Monday, September 11, 2023

getting to quality

 Posted on a small private Slack I enjoy (sometimes I think small Slack workspaces are like the future of social media) was this Forbes piece on how important code quality is, and how organizations absolutely Mug Peter to Pay Paul if they rush things early.

My further thoughts were this:

I think there are 2 ends of a spectrum to "what is code quality" and how to improve it:

1. the first is leans reductionist, like doubling down on confirming that each fine grained component lives up to its contract.

2. the second is more holistic; confirming the higher level pattern is appropriate to the problem space it is trying to deal with, with good inspectable flow and and not too many work arounds.

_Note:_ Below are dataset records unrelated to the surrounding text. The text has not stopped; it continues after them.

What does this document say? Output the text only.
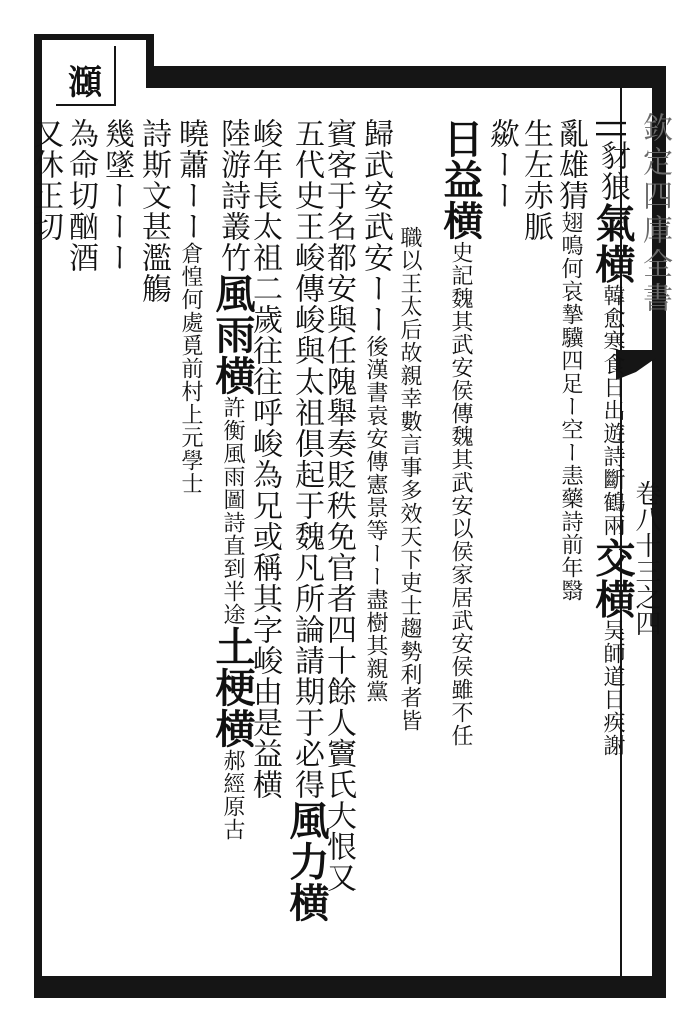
欽定四庫全書
卷八十三之四
㶊
||豺狼氣横韓愈寒食日出遊詩斷鶴兩交横吴師道日疾謝
亂雄猜翅鳴何哀摯驥四足ー空ー恚藥詩前年翳
生左赤脈
歘ーー
日益横史記魏其武安侯傳魏其武安以侯家居武安侯雖不任
職以王太后故親幸數言事多效天下吏士趨勢利者皆
歸武安武安ーー後漢書袁安傳憲景等ーー盡樹其親黨
賓客于名都安與任隗舉奏貶秩免官者四十餘人竇氏大恨又
五代史王峻傳峻與太祖俱起于魏凡所論請期于必得風力横
峻年長太祖二歲往往呼峻為兄或稱其字峻由是益横
陸游詩叢竹風雨横許衡風雨圖詩直到半途土梗横郝經原古
曉蕭ーー倉惶何處覓前村上元學士
詩斯文甚濫觴
幾墜ーーー
為命切酗酒
又休正切
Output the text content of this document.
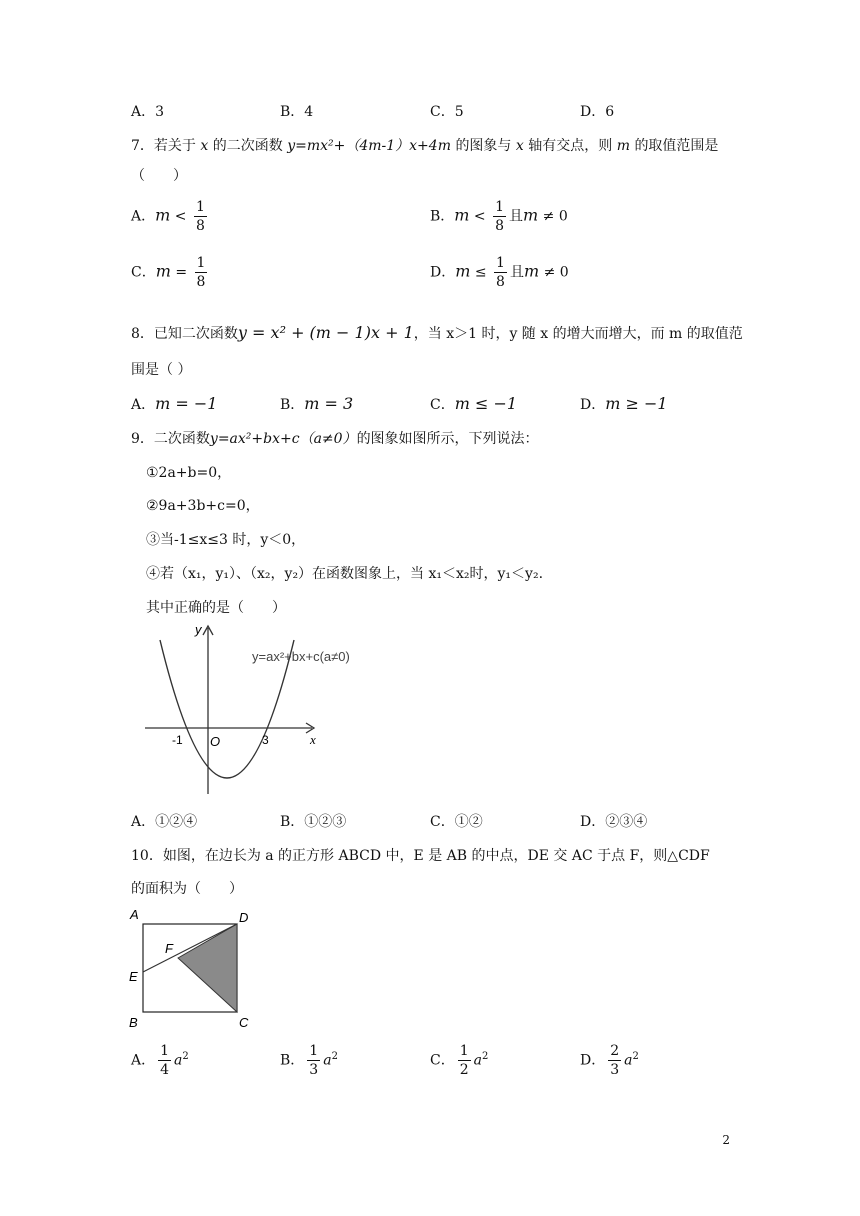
A．3	B．4	C．5	D．6
7．若关于 x 的二次函数 y=mx²+（4m-1）x+4m 的图象与 x 轴有交点，则 m 的取值范围是
（　　）
A．$m < \frac{1}{8}$	B．$m < \frac{1}{8}$ 且m ≠ 0
C．$m = \frac{1}{8}$	D．$m \le \frac{1}{8}$ 且m ≠ 0
8．已知二次函数y = x² + (m − 1)x + 1，当 x＞1 时，y 随 x 的增大而增大，而 m 的取值范
围是（ ）
A．m = −1	B．m = 3	C．m ≤ −1	D．m ≥ −1
9．二次函数y=ax²+bx+c（a≠0）的图象如图所示，下列说法：
①2a+b=0，
②9a+3b+c=0，
③当-1≤x≤3 时，y＜0，
④若（x₁，y₁）、（x₂，y₂）在函数图象上，当 x₁＜x₂时，y₁＜y₂.
其中正确的是（　　）
y
x
O
-1	3
y=ax²+bx+c(a≠0)
A．①②④	B．①②③	C．①②	D．②③④
10．如图，在边长为 a 的正方形 ABCD 中，E 是 AB 的中点，DE 交 AC 于点 F，则△CDF
的面积为（　　）
A	D
E
F
B	C
A． $\frac{1}{4} a^2$	B． $\frac{1}{3} a^2$	C． $\frac{1}{2} a^2$	D． $\frac{2}{3} a^2$
2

I think as code bases age and show evidence of needing updating, you tend to big pushes of the the former end. And so you get mandates to increase unit test coverage, and lines like "metrics-wise, we expect as line of code coverage increases faults in production will go down" which is.. quite a bit optimistic. (I am strongly in favor of higher level testing - the closer the context your tests are running in to what your production environment is, the more confidence you can have that whatever refactorings you have made preserve the key business values...)


But when trying to achieve improvements in the latter, holistic category... I think of the counter argument that starting a rewrite from scratch, armed with the experience of having done it once, often doesn't pay dividends because it's weirdly difficult to capture all the small improvements you made for edge cases. And so the obvious cost of doing everything over is still at risk for repeating many of the same mistakes and making its own cruftiness. (I imagine this is highly dependent on the circumstances and problem space.)


So there's no easy solution - if so you probably would have done it already! But I maintain my beliefs that everything good and bad about computer systems is an emergent property of interconnected parts, and as important as it is to be detail oriented, you need to think of forests more than you think of trees.